Certamente na atual base da crise do dólar está a crise de Wall Street de 2008, da qual os Estados Unidos ainda não conseguiram recuperar, pelo menos no que diz respeito à competitividade do seu sistema de produção. Tudo isto é facilmente verificado a partir da tendência das contas externas dos EUA que podem ser sinteticamente (no sentido hegeliano) pela tendência da quantidade contábil conhecida pela sigla NIIP (Net International Investment Position).

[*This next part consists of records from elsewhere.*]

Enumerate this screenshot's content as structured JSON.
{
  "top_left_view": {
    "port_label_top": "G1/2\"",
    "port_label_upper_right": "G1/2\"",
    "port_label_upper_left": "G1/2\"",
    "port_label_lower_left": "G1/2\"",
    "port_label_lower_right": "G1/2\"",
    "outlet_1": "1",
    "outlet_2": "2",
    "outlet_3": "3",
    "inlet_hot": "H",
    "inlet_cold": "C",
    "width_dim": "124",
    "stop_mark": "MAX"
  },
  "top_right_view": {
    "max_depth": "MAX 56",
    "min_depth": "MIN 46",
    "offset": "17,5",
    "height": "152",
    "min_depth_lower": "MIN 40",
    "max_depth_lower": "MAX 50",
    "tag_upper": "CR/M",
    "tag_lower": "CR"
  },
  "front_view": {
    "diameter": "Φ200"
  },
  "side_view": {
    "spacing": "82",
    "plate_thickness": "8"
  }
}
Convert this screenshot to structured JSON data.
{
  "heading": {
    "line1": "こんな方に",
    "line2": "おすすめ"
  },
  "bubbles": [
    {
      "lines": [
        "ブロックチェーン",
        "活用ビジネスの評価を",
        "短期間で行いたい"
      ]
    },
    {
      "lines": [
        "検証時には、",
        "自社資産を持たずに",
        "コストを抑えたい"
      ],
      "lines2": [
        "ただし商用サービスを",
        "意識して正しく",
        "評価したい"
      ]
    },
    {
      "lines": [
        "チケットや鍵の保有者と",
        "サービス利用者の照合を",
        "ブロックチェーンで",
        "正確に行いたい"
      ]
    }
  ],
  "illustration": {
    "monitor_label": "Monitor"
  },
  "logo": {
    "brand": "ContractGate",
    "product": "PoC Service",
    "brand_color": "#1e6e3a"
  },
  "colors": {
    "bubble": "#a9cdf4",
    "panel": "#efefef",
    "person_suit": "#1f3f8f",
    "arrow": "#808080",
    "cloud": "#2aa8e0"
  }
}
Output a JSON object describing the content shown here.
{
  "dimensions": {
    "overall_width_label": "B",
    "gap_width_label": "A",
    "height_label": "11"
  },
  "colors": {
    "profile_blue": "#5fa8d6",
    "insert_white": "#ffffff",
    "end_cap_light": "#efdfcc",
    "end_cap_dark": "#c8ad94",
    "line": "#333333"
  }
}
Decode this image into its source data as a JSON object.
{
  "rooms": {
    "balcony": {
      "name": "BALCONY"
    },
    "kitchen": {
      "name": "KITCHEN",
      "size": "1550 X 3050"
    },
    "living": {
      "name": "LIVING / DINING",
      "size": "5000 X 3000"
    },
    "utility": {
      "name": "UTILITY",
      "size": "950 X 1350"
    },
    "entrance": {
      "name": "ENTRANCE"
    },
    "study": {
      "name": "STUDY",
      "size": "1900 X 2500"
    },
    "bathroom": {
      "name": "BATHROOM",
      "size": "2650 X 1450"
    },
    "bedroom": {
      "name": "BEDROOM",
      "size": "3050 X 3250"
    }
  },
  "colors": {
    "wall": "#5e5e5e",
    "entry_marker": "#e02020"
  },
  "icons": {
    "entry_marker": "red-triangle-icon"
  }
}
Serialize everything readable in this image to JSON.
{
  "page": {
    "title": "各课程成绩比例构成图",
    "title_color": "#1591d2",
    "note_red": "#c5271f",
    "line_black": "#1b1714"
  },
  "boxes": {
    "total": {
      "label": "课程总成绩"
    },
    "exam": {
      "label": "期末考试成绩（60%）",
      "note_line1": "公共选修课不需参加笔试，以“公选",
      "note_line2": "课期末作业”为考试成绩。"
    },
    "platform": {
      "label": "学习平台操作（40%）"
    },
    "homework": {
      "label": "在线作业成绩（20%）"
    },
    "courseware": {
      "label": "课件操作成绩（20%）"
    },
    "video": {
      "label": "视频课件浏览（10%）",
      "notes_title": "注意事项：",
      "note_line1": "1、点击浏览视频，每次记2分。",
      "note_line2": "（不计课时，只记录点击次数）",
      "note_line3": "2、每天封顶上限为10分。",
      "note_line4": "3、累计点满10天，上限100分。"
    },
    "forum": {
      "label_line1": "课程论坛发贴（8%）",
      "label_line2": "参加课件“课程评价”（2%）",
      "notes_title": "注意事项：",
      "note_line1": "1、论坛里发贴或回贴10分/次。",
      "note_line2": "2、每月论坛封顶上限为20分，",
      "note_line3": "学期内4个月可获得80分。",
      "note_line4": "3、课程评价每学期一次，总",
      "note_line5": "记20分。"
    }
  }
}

Como se pode verificar até 2008 – altura em que eclodiu a crise financeira – o passivo desta conta era inferior a 3 trilhões de dólares, um valor que considero fisiológico, tendo em conta que os Estados Unidos devem “exportar” dólares ao resto do mundo para permitir que outros nações troquem bens e serviços entre si usando a moeda americana.
Desde 2008, porém, temos sido confrontados com um fenômeno absolutamente incrível que testemunha o desmoronamento do sistema de produção americano: a NIIP dos EUA entrou em colapso para o valor hiperbólico de – 21.281.804 bilhões de dólares. O que significa que os EUA devem ao resto do mundo essa mesma quantia hiperbólica.
Um número, que fique claro, envolve o colapso do sistema financeiro americano, tanto público como privado, como aconteceu na Argentina, apenas para citar um exemplo.
Mas como se pôde chegar a este ponto? As teorias são muitas, mas certamente as majoritárias são a excessiva agressividade europeia (e alemã em particular) nos mercados mundiais, devido a uma supercompetitividade conseguida graças aos baixíssimos custos de energia obtidos através da Rússia, ou seja, a fornecedora a Europa de gás, petróleo e outras matérias-primas essenciais. No entanto, podemos dizer que as administrações dos EUA, tanto a democrata de Obama como a republicana de Trump, sempre encararam os acordos russo-europeus com irritação e em diversas ocasiões acusaram a UE de deslealdade para com eles precisamente por causa desses acordos.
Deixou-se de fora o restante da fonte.